A velha casa dos pais

 Seu nome pouco importa, mas eu quero deixar aqui registrada sua história.

Era uma menina de classe média, que quando criança morava em uma casa no interior. A casa não era lá essas coisas, mas tinha tudo que precisava ter, e seus pais providenciavam tudo que a casa precisava para manter todos os seus integrantes felizes e saudáveis. Era uma casa de madeira, com uma pintura que lembrava casas rústicas, mas a sua mãe tinha uma maneira peculiar de decorar o local. Para a menina, de uma certa forma era brega, mas era tão sua casa, que se fosse diferente não seria aconchegante.

Havia uma variedade de estilos, e era possível ver que essa variedade se dava pelo momento que a moda seguia quando tal decoração foi comprada. Como seus pais não conseguiam comprar as coisas para a casa de uma vez só, era possível ver uma linha do tempo ao andar pela casa. O sofá era de uma época onde os marrons estavam na moda, a estante da TV já era mais moderna, com madeiras expostas e lugar para a TV ser pendurada na parde. 

A cozinha era alegre, com decorações típicas: potes com folhas verdes pendendo de um armário alto que ninguém naquela casa alcança - como as plantas sobreviviam? - muitas portas que dentro guardam uma desorganização sem precedentes, juntamente com aquela lata de leite condensado escondido bem no fundo, para que caso alguma visita chegasse (e era essa a desculpa que a mãe usava para comprar tal lata) ela tivesse como preparar algum doce.

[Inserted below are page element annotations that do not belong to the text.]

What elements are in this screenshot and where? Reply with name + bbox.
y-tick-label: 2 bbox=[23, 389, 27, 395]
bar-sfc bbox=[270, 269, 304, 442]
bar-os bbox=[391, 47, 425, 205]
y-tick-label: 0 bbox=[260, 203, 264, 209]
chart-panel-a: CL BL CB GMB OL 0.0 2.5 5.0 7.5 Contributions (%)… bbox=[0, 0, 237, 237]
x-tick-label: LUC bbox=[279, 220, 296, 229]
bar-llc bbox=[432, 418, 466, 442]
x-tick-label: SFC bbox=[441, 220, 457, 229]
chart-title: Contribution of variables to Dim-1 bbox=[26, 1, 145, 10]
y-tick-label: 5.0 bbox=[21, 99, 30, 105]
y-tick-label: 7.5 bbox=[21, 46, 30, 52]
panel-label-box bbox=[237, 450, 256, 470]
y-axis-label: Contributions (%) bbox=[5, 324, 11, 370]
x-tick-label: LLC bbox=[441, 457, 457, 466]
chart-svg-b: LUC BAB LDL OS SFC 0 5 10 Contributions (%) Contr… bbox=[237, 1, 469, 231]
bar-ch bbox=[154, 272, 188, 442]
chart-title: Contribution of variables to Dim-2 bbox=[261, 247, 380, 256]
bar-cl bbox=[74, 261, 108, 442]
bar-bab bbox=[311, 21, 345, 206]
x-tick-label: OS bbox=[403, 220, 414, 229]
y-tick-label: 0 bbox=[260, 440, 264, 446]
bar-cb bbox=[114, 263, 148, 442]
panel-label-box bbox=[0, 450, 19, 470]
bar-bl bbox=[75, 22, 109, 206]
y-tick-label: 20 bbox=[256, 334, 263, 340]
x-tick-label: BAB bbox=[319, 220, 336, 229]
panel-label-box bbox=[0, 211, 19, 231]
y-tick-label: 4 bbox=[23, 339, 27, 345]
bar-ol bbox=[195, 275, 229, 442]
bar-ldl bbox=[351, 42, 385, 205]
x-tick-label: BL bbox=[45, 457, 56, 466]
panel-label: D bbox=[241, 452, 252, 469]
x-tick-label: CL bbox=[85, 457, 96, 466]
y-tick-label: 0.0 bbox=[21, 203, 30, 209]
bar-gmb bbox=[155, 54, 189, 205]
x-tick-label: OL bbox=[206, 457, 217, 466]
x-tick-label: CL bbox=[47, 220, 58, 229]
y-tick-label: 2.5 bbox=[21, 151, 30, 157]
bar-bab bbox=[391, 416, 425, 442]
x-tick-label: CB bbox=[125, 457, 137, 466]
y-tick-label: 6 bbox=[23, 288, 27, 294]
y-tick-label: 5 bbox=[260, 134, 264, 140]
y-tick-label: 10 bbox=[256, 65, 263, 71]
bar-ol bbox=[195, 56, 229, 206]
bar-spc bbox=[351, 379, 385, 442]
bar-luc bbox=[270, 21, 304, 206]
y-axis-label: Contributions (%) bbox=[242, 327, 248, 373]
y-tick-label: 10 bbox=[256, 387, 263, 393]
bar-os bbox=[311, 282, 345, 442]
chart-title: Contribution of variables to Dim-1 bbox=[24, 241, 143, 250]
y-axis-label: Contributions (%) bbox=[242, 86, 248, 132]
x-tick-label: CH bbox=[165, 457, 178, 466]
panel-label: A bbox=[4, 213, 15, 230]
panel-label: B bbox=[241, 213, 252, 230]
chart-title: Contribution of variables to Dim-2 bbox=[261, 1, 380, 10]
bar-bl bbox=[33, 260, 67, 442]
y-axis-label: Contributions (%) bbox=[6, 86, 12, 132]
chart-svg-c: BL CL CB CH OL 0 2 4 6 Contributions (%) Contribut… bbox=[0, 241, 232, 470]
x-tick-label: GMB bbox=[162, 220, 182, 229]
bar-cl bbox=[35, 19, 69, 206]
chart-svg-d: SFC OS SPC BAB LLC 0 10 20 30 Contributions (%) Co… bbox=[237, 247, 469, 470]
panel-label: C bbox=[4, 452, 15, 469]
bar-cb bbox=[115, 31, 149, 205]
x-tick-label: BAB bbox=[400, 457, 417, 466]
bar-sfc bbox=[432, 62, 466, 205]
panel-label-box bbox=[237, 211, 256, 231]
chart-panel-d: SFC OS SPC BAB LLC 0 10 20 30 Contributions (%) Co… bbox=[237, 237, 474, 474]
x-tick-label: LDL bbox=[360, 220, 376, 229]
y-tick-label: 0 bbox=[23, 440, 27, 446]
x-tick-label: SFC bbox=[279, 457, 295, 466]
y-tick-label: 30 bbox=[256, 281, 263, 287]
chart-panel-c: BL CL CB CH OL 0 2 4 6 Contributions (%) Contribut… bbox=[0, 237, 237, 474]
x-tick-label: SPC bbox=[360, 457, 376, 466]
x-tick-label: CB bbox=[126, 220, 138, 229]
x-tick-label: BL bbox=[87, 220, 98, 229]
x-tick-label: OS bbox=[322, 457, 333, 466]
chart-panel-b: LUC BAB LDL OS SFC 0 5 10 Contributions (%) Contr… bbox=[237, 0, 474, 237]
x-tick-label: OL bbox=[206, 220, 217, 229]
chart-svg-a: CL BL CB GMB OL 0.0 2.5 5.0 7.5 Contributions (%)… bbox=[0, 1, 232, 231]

A sua vida passou por aquela casa de diversas formas, quando criança brincava sozinha na varanda, com uma boneca bem feia, mas tinha um nome de uma companhia bem agradável. Ela nunca fora de muitos amigos. Na adolescência a varanda foi cruelmente substituída pelo seu quarto, onde ela aprendeu a passar seus dias. Não por ter sido expulsa dos outros cômodos, mas porquê no silêncio do seu quarto havia uma janela que era parcialmente bloqueada por uma árvore de pitanga, onde ela se sentava para ver o céu. Ocasionalmente era possível ver a lua a noite, e olhando para a lua ela sonhava com o dia que teria uma casa inteira para si.

Naquela casa haviam fotografias, que mostravam pessoas que ela nem conhecia... Alguns rostos só era possível ver por fotografia mesmo, e foi assim, que criança mesmo, ela aprendeu que é melhor guardar os momentos bonitos em um papel, pois o tempo passa. Algumas fotografias estavam penduradas pelas paredes, mostrando que aquela casa - além da decoração ímpar - tinha uma leve fascinação pelo passado. Eventualmente as fotografias mostravam novos rostos, eventualmente a decoração ia mudando, de acordo com a moda atual (que logo virava moda do passado... e assim por diante).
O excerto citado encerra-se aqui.